I try to be open about my experiences with mental illness. I use the platform I have here to increase awareness in the hopes of removing the "otherness" those suffering often face, to discuss how best to talk to someone who opens up to you, to share lessons I've learned through hard-fought battles and therapy, and to encourage others to seek support. I don't usually get feedback from readers, but on the rare occasion I do, it is 95 per cent positive. Then, there is that five per cent who feel they need to debase me. In one instance, a reader felt it imperative he send me a note suggesting I make others uncomfortable and should avoid going out in public.

However, my biggest concern is accessibility to resources.

When I returned from maternity leave, it was a huge adjustment. I was still working to overcome postpartum depression, had anxiety about my ability to do my job and parent at the same time, and was afraid asking for help would be a burden to others. It was overwhelming, and I needed support.

Having some familiarity with "the system," I contacted Access Mental Health – a great service that provides information, consultation and referral to those with addiction/mental-health concerns, and one I recommend to anyone seeking help. They suggested places to seek counselling and put me on a waiting list for my current mental-health provider. The catch was, and it was a big catch, the wait list for that program was more than 10 months – not unusual according to Dr. Desi Brownstone, psychiatrist and president of the Ontario Psychiatric Association, who told Global News in 2017, the issue is a "long-neglected problem,” with the average wait time for psychiatrists lasting up to a year.

Just coming off of mat-leave, I had diminished savings and could not afford a private psychologist, even on a sliding-scale payment plan. So I waited, and I got worse. I eventually had to take a leave of absence, which further impacted my mental and financial well-being.
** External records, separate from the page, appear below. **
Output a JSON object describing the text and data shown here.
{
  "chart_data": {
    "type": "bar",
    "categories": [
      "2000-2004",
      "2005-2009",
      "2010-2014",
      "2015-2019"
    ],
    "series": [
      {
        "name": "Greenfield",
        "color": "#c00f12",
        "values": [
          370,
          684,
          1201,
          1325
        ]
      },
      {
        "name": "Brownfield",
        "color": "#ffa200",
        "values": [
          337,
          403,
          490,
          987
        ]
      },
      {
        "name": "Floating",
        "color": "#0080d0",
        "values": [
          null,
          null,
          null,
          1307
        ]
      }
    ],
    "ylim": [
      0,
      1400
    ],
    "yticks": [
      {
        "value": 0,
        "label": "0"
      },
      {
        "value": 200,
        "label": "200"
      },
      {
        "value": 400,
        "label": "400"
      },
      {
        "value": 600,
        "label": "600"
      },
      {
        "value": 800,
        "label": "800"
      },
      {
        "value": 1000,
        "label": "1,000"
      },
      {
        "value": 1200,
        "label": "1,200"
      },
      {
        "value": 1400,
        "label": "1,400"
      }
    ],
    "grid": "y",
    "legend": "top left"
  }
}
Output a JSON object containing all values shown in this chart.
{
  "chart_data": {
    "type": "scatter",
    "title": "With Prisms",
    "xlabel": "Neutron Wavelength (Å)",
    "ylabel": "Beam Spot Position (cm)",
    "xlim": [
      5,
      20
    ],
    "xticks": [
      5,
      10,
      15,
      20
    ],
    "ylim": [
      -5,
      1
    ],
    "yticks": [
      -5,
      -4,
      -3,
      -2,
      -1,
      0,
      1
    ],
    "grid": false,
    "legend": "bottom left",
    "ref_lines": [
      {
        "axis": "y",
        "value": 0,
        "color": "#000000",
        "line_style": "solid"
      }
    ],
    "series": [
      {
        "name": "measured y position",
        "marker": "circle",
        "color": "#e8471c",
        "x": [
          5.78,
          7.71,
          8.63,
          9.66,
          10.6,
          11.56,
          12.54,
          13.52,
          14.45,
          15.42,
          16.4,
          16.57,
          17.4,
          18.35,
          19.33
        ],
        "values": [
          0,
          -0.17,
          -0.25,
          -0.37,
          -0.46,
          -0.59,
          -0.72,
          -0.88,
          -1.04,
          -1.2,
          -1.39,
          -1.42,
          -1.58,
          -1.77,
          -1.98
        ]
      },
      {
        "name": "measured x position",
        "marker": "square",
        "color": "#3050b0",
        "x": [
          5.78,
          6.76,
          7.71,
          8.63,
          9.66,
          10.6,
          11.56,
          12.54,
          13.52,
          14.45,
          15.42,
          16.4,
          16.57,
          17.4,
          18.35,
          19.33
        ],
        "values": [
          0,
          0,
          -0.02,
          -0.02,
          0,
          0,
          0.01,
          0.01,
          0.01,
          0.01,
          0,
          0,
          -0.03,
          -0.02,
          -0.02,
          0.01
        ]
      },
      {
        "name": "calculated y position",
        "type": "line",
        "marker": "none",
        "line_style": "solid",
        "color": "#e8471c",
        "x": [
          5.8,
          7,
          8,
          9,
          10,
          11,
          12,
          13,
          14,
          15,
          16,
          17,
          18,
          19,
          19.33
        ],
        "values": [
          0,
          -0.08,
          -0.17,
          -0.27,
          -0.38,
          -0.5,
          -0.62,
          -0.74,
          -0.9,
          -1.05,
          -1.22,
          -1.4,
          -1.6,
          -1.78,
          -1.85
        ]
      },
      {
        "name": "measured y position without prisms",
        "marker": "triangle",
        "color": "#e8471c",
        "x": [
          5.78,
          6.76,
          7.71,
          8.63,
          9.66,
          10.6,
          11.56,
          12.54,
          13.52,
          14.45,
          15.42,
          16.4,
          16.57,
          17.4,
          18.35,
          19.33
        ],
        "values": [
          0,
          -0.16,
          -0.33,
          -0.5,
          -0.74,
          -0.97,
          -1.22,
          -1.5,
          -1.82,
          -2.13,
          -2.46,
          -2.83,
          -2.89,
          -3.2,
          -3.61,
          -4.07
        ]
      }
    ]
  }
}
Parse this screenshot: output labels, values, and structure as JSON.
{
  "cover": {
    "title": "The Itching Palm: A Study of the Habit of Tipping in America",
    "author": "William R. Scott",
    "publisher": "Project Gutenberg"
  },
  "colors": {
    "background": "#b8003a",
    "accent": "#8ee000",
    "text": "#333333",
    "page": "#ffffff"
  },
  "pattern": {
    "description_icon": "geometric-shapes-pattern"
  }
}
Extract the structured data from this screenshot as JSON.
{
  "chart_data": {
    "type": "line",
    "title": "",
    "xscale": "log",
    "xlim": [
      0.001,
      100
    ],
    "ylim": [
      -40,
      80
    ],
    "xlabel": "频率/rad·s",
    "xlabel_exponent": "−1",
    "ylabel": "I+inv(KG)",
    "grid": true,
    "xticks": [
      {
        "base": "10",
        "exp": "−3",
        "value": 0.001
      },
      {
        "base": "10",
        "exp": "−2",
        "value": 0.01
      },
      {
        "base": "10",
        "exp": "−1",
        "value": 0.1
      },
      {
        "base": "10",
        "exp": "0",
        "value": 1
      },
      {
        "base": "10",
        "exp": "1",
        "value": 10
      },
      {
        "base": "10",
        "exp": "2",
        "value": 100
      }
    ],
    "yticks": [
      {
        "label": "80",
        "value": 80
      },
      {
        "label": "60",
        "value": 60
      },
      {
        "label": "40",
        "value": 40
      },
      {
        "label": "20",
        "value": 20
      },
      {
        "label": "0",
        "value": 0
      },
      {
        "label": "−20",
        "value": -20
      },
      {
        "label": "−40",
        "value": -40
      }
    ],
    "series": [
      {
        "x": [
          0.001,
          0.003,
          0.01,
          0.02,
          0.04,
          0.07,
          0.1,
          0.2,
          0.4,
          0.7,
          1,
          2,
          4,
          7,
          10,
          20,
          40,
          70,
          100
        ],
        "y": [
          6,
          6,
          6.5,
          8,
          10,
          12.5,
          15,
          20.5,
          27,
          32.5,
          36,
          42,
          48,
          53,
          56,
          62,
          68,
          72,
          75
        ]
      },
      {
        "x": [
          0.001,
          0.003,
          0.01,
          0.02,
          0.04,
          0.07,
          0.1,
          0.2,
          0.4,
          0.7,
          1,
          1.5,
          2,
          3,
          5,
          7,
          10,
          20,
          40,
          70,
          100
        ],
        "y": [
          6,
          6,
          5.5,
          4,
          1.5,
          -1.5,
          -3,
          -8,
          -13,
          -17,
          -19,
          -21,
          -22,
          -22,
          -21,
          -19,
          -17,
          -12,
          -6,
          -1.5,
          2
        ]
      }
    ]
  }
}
With estimates indicating one in five people will develop a mental illness in any given year, clearly, more work is required. According to a 2018 report card on mental health from iPolitics, "At just 7.2 per cent, mental-health spending in Canada is much lower than most developed nations. Compare this with...Australia, the U.K. and New Zealand, where that number ranges from 10 to 14 per cent."

That is simply not good enough, so let's keep the conversation going and demand more be done.